The study was headed by Linda Pagani, Ph.D., a professor in the University of Montreal's School of Psycho-Education, and was published in the August Canadian Journal of Psychiatry. The study was funded by Canada's Social Science and Humanities Research Council.

“Does Early Emotional Distress Predict Later Child Involvement in Gambling?” is posted at <http://publications.cpa-apc.org/browse/documents/2> under the August issue.

Seizure Drugs Can Influence Nicotine Metabolism

Two antiepileptic drugs—carbamazepine and oxcarbazepine—may speed up nicotine metabolism in individuals who smoke, a study reported September 14 in Cancer Epidemiology, Biomarkers, and Prevention suggests.

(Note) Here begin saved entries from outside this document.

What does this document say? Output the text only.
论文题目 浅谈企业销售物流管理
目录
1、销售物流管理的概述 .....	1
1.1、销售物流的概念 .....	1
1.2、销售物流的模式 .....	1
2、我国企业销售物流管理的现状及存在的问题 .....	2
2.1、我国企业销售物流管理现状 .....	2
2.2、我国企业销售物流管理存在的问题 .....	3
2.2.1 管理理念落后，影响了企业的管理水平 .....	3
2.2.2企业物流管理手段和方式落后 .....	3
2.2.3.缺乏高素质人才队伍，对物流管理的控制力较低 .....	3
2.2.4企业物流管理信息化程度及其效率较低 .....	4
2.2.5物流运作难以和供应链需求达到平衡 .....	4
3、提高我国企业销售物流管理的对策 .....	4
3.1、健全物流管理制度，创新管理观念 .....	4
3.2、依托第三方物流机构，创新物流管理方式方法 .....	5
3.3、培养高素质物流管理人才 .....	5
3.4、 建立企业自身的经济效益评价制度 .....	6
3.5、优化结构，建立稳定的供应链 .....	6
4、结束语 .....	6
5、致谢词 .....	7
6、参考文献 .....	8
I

The study included 149 individuals with schizophrenia or bipolar disorder who were smokers. Eight were taking carbamazepine, six were taking oxcarbazepine, and 40 were taking valproic acid. The rest were not taking an antiepileptic drug.

Nicotine metabolism was found to be significantly higher in subjects taking carbamazepine or oxcarbazepine than in those taking valproic acid or no antiepileptic drug.

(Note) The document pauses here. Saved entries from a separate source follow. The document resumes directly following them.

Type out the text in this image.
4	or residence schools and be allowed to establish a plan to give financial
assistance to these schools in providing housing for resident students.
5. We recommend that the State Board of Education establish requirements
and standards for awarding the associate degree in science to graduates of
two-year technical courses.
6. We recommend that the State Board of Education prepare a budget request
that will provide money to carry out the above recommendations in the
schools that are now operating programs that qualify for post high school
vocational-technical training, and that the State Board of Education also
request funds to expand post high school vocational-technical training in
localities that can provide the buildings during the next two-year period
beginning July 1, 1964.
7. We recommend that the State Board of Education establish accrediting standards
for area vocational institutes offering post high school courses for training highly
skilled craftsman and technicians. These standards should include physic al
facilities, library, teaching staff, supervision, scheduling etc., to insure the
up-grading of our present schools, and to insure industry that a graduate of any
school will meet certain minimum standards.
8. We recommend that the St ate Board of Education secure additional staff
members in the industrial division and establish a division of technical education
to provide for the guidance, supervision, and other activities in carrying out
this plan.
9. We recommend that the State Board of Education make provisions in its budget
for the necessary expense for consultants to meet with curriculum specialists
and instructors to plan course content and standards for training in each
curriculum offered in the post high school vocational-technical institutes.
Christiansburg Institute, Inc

Whether carbamazepine and oxycarbazepine's ability to speed up nicotine metabolism influences how much a person smokes is unknown. But fast nicotine metabolizers are known to be more prone to smoking more and to developing nicotine dependence than slow metabolizers are.

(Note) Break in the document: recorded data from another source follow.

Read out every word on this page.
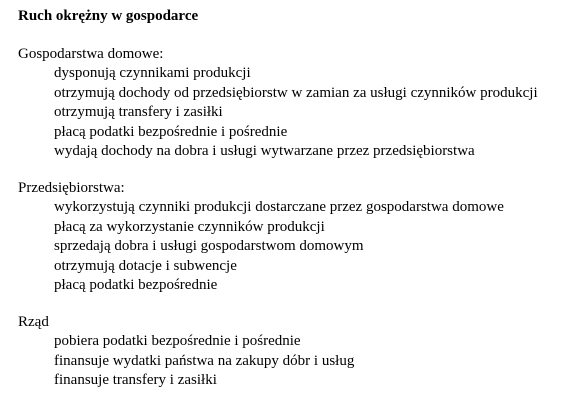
Ruch okrężny w gospodarce
Gospodarstwa domowe:
dysponują czynnikami produkcji
otrzymują dochody od przedsiębiorstw w zamian za usługi czynników produkcji
otrzymują transfery i zasiłki
płacą podatki bezpośrednie i pośrednie
wydają dochody na dobra i usługi wytwarzane przez przedsiębiorstwa
Przedsiębiorstwa:
wykorzystują czynniki produkcji dostarczane przez gospodarstwa domowe
płacą za wykorzystanie czynników produkcji
sprzedają dobra i usługi gospodarstwom domowym
otrzymują dotacje i subwencje
płacą podatki bezpośrednie
Rząd
pobiera podatki bezpośrednie i pośrednie
finansuje wydatki państwa na zakupy dóbr i usług
finansuje transfery i zasiłki
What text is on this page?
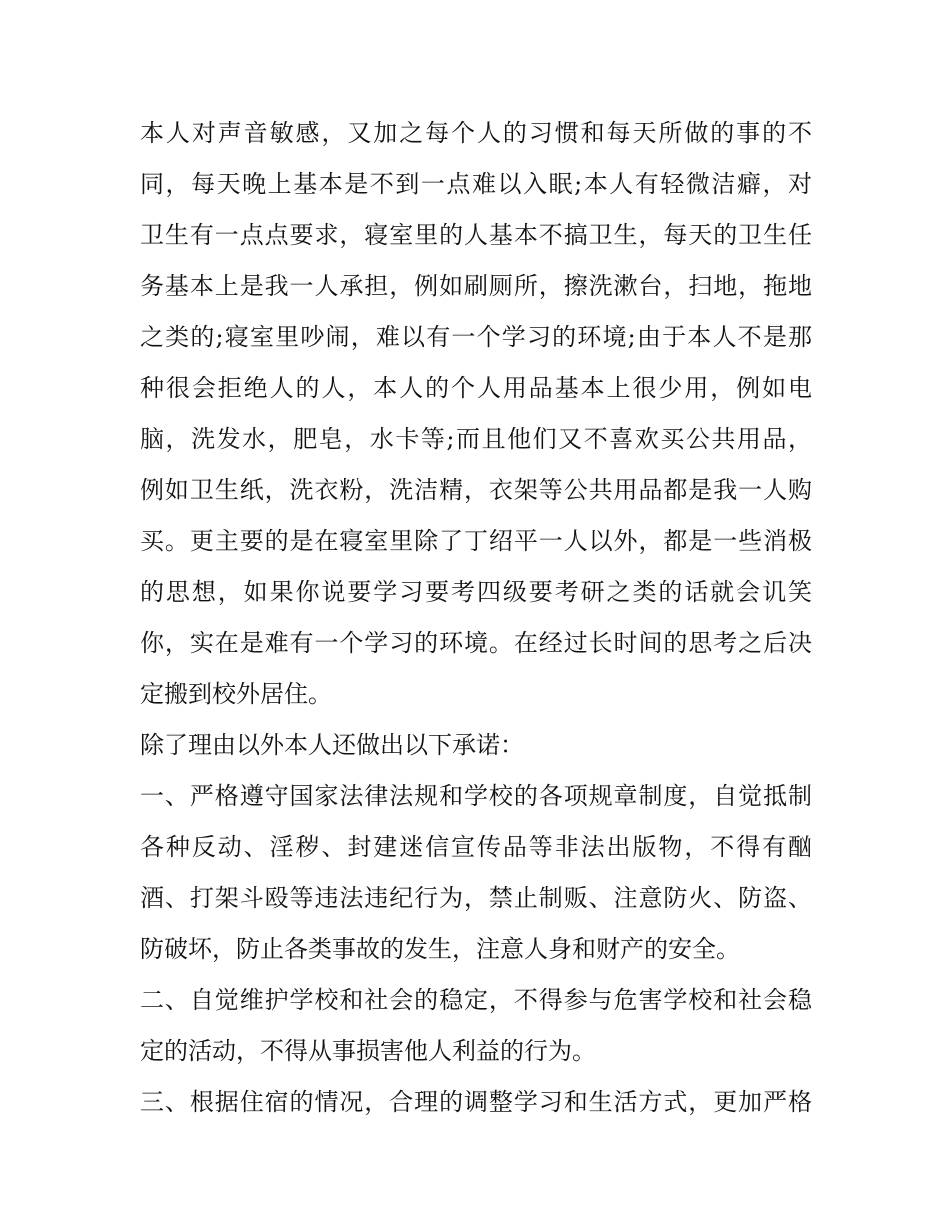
本人对声音敏感，又加之每个人的习惯和每天所做的事的不
同，每天晚上基本是不到一点难以入眠;本人有轻微洁癖，对
卫生有一点点要求，寝室里的人基本不搞卫生，每天的卫生任
务基本上是我一人承担，例如刷厕所，擦洗漱台，扫地，拖地
之类的;寝室里吵闹，难以有一个学习的环境;由于本人不是那
种很会拒绝人的人，本人的个人用品基本上很少用，例如电
脑，洗发水，肥皂，水卡等;而且他们又不喜欢买公共用品，
例如卫生纸，洗衣粉，洗洁精，衣架等公共用品都是我一人购
买。更主要的是在寝室里除了丁绍平一人以外，都是一些消极
的思想，如果你说要学习要考四级要考研之类的话就会讥笑
你，实在是难有一个学习的环境。在经过长时间的思考之后决
定搬到校外居住。
除了理由以外本人还做出以下承诺：
一、严格遵守国家法律法规和学校的各项规章制度，自觉抵制
各种反动、淫秽、封建迷信宣传品等非法出版物，不得有酗
酒、打架斗殴等违法违纪行为，禁止制贩、注意防火、防盗、
防破坏，防止各类事故的发生，注意人身和财产的安全。
二、自觉维护学校和社会的稳定，不得参与危害学校和社会稳
定的活动，不得从事损害他人利益的行为。
三、根据住宿的情况，合理的调整学习和生活方式，更加严格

A drawback of the study is that some of the subjects were using antipsychotics as well as antiepileptics. However, study results indicated that the antipsychotics had no influence on the subjects' nicotine metabolism.

The study was headed by Jill Williams, M.D., an associate professor of psychiatry at the UMDNJ-Robert Wood Johnson Medical School in New Jersey. It was funded by the National Institutes of Health.

An abstract of “Carbamazepine but Not Valproate Induces CYP2A6 Activity in Smokers With Mental Illness” is posted at <http://cebp.aacrjournals.org/content/19/10/2582.abstract?sid=d899062c-3be5-4fd2-a481-cc01a24aab81>.

Another Gene Variant Found to Influence Drug Response

During the past 15 years or so, the field of psychiatric pharmacogenetics has advanced considerably.

Variants in genes that code for drugmetabolizing enzymes in the liver are being found to influence those enzymes' handling of psychotropic medications in the body (Psychiatric News, May 20, 2005).

Variants of genes that code for certain brain receptors and transporters can also alter psychotropic medications' clinical outcome once they enter the brain. For instance, a variant of a gene that codes for a potassium channel in neurons has been found to influence antidepressant response (Psychiatric News, May 2, 2008). So have variants in the serotonin transporter gene (Psychiatric News, January 16, 2009).

And now a variant of a gene that codes for a membrane protein in serotonin and noradrenaline receptors has been found to influence the impact of the antidepressant nortriptyline, Robert Keers, a doctoral student in pharmacogenetics at the Institute of Psychiatry, King's College, London, and colleagues reported online September 8 in the Journal of Psychopharmacology.

Specifically, depressed patients who had two copies of a particular variant of the GNB3 gene experienced significantly greater appetite and sleep improvements from nortriptyline than did depressed patients who had only one copy or no copies of the variant.

Interestingly, the GNB3 variant that influenced nortriptyline action in depressed patients did not influence the action of another antidepressant, escitalopram, in them, the researchers found. This finding did not surprise him, Keers said, since nortriptyline works better than escitalopram on the somatic symptoms of depression such as sleep and appetite problems, and the GNB3 gene is crucial to the pineal gland, which is involved in the regulation of sleep and appetite by the release of melatonin.

Citing the potential clinical implications of their findings, Keers said, “Drug response is . . . influenced by multiple genetic and environmental factors. This means that the effects of one genetic variant, such as the one reported in this paper, are small. . . . Pharmacogenetics is, however, moving toward incorporating these and other polymorphisms to make more clinically useful predictive models. . . .”

The study was funded by the European Commission Framework.